Covid-19, Abortion, and Public Health in the Culture Wars

Document Type

Article

Publication Date

2021

Publication Information

47 Mitchell Hamline Law Review (2021)

Abstract

At the start of the COVID-19 pandemic, 36 governors ordered or requested a halt to all elective health care visits, procedures, and tests in March or April 2020 to conserve scarce personal protective equipment (PPE) and testing supplies and to help prevent the spread of the virus. Among those states, at least nine expressly chose to include many or most abortion services within the order’s scope, whether directly or through informal clarification. Civil liberties and women’s health care organizations rapidly filed suit in eight of the states to enjoin the various orders. Over the course of about three weeks, federal district courts in six of the cases granted plaintiffs’ requests for temporary restraining orders. The Sixth, Tenth, and Eleventh Circuits upheld the district courts’ decisions on appeal, but the Fifth and Eighth Circuits reversed. Both of those reversals were ultimately rendered moot when Texas and Arkansas each permitted elective procedures to resume. Three other cases settled.

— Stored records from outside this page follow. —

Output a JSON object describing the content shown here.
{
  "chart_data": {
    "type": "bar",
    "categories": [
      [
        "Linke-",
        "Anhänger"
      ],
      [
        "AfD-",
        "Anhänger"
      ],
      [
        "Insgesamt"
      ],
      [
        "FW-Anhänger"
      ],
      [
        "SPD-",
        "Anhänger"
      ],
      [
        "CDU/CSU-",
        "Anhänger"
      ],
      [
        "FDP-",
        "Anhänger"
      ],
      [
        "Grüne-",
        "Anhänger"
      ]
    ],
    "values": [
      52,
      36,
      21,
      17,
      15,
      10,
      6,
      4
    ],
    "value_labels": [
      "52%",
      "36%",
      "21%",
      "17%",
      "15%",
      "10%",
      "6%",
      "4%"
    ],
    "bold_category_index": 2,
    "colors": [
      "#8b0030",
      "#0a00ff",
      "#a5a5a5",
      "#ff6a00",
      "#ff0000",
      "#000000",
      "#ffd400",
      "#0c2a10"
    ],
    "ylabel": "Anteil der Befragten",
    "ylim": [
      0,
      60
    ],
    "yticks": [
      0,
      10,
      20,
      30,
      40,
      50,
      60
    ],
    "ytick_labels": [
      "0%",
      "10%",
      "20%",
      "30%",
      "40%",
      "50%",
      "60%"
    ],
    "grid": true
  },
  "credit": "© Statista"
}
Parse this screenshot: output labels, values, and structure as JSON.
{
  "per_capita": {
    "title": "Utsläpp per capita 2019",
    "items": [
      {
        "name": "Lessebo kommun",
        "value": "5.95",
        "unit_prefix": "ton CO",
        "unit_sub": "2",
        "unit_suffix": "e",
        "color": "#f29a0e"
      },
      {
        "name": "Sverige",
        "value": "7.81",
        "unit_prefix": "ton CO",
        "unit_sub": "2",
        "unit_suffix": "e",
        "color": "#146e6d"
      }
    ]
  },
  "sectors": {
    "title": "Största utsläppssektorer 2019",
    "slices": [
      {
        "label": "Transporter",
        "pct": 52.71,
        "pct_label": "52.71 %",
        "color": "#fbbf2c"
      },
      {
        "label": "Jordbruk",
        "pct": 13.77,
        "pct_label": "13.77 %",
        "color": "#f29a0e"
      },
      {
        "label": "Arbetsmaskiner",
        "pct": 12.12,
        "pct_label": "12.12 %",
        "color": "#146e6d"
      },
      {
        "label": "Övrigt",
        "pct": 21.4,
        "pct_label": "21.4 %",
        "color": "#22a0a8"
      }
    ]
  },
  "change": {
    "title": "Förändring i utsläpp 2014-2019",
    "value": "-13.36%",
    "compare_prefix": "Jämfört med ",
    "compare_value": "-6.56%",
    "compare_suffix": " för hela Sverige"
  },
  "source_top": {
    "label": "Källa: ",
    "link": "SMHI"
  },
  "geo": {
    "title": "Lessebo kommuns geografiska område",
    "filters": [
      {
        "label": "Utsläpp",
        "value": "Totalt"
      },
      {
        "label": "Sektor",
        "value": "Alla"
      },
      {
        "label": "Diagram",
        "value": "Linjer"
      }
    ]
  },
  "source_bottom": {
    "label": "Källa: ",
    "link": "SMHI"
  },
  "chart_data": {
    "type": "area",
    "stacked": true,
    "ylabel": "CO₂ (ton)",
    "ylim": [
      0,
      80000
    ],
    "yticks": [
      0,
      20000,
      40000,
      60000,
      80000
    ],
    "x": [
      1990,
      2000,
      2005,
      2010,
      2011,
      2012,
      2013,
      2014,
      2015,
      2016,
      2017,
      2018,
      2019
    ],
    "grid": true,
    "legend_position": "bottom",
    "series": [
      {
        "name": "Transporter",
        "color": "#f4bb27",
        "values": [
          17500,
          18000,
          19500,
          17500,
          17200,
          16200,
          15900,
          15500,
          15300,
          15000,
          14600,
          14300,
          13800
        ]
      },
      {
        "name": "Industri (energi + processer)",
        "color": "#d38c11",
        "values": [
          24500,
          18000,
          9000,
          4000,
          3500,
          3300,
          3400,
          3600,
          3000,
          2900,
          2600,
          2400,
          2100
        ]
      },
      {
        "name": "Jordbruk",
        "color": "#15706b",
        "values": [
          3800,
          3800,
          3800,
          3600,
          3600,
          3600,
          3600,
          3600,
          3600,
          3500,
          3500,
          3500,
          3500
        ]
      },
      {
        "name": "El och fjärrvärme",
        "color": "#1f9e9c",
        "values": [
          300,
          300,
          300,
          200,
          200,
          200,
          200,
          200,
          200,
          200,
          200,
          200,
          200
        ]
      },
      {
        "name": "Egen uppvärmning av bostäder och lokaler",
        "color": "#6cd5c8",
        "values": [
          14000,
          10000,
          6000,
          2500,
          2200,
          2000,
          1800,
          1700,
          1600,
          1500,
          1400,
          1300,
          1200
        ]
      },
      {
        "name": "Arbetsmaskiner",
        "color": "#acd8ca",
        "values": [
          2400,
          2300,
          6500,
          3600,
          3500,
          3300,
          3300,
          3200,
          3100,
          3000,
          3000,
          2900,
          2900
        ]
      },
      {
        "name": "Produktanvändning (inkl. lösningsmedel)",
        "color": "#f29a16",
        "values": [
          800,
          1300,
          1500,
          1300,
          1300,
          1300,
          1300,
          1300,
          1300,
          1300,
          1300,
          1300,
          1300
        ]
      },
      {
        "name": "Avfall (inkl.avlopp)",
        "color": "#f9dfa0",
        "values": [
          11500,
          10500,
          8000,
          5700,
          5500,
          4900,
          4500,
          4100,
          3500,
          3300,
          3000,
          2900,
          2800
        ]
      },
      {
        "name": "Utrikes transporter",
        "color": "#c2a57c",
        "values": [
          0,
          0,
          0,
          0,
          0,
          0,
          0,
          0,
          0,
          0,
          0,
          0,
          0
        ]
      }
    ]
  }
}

The states that implemented abortion restrictions generally took substantial efforts to protect their populace from COVID-19, except in health care contexts involving abortion. At the same time, the lower-income women and women of color who disproportionately provided essential services during the pandemic and were infected with and suffered more severe cases of Covid-19 also disproportionately need abortion services. While they were making the greatest sacrifices for all of us, they also found their reproductive safety net in grave jeopardy.

Documents filed in the litigation over state-level COVID abortion restrictions make it clear that the states that sought to use pandemic PPE shortages to restrict abortions were not concerned about the health or welfare of any of the parties involved, including fetuses. The article examines the arguments that they and their amici made to support their policy choices and details the implications of those policies on the patients seeking abortions, their health care providers, their fetuses, and their loved ones in the context of the pandemic. The evidence demonstrates that the restrictions had nothing to do with protecting anyone’s life or health or conserving scarce PPE. The juxtaposition of these restrictions against our society’s fierce fight against the pandemic makes the disparities in how we treat certain biological problems rather stark. The time is ripe for a re-evaluation of when, if ever, it may be reasonable for a state to restrict the right to an abortion.